Everyone has a threshold for when your mind acknowledges the pain that your body feels.
For me, I thought I had no tolerance for pain. When things hurt it brought me to my knees or just stared crying. What I have learned is that I really have a high pain tolerance.
It works this way.
If the level of pain is not above a line say here ——————–Â
Than my mind does not acknowledge it. Anything on this page below that line simply would not register in my mind as pain.
The thing is, I can still be in pain without it registering.
Needs Thresholds
We all have needs. The simplest are food, shelter, clothing, transportation, and then later on things like to know and be known, love and be loved, serve and be served.
If you are more introverted you have a threshold for needing alone time & deep connection with specific people. Extroverts – stimulus in the form of other people.
The thing is that as something builds to be a need that’s above your threshold … it’s still a need. Just as I feel pain long before it reaches a threshold in my mind that causes me to go into a fetal position.
Reaching a Threshold
There are two ways you can build to and bust through a threshold:
1. a single event
2. compounding events
An introvert at a big party & is around lots of different people can cause the need for solitude to spike. News of someone in an accident can cause a need for connection. An all nighter, no matter if it’s due to a sick child or pushing on a deadline, can cause a need for sleep. Compounding events are much more complex and often work in other ways. You can skip a meal at most times, but if you skip enough then you have reached a threshold and eating goes from non-urgent to urgent.
That’s what Stephen Covey is talking about in First Things First.
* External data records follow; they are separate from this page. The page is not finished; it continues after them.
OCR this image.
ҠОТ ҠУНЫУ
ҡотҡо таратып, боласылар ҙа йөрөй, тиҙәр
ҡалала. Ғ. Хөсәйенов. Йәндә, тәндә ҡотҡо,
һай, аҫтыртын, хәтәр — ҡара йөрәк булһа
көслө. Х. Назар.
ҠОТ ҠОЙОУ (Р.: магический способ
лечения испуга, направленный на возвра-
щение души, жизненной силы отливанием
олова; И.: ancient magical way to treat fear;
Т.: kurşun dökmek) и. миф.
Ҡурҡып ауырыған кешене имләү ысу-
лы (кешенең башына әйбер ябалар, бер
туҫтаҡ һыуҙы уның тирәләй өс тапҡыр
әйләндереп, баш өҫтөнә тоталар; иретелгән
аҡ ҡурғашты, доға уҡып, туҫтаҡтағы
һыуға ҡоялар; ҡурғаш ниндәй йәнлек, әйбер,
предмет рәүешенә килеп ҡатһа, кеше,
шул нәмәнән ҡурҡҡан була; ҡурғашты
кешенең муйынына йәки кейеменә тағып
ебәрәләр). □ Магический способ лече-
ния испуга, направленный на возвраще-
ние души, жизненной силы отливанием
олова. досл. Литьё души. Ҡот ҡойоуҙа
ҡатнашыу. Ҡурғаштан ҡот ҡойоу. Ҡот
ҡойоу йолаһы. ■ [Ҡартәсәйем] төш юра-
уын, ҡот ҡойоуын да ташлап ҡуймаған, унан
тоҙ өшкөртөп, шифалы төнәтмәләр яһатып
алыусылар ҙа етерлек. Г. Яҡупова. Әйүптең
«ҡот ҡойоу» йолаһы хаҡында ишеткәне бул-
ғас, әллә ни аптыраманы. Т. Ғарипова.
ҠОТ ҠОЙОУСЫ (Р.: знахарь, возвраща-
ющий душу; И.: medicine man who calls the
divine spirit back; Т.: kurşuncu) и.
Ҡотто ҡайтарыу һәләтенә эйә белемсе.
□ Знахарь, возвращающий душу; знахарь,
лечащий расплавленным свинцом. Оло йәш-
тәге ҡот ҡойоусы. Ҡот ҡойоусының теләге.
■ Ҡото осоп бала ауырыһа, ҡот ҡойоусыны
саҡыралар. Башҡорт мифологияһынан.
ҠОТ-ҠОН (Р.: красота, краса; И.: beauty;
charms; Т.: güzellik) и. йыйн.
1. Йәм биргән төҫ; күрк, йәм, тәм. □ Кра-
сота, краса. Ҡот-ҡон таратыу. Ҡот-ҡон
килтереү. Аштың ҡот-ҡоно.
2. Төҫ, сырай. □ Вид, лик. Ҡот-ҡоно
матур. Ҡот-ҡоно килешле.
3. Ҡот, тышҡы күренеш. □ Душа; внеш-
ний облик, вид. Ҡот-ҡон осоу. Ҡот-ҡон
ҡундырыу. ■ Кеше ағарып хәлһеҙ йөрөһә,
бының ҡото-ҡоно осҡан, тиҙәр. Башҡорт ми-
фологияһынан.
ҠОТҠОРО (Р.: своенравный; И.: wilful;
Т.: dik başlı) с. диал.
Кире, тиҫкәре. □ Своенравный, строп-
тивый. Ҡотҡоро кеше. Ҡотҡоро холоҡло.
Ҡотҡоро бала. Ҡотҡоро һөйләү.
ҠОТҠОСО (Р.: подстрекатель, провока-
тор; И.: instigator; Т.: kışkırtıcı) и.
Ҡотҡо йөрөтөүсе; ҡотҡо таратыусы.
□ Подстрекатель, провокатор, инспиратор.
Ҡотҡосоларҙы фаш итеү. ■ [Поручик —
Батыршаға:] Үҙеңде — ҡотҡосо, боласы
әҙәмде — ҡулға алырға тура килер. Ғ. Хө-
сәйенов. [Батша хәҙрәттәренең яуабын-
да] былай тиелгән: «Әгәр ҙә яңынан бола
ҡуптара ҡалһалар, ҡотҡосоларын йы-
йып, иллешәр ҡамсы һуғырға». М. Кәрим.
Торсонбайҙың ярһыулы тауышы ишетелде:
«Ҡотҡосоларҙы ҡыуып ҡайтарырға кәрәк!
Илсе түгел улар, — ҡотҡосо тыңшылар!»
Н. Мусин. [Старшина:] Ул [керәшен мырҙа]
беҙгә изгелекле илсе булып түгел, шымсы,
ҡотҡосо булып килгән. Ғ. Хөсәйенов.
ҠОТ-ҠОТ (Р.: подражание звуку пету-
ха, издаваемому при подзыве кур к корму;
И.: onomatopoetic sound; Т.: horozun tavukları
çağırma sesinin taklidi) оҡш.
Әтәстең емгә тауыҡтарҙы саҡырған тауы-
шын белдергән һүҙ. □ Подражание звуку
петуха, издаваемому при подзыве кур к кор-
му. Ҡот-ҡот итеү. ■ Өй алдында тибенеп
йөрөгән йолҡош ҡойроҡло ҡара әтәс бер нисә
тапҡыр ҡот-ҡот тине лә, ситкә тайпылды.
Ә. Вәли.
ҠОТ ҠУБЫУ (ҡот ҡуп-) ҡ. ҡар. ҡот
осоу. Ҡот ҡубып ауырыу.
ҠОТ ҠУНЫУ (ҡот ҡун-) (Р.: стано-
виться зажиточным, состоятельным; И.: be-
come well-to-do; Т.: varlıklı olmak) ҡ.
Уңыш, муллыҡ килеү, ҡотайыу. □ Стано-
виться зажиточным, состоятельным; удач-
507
The difference between an important & urgent task vs an important & non-urgent task is generally the amount of time you have put it off.
If you are on a 24 hour race, resting & fueling your body is non-urgent until you cross a threshold.
The winners, they are the people who don’t wait until a need hits urgent, but takes care of those needs while they are still under the threshold.
One of the hard parts is when we choose to not acknowledge that we have these needs at all.
What are real needs that you often ignore before they reach your threshold?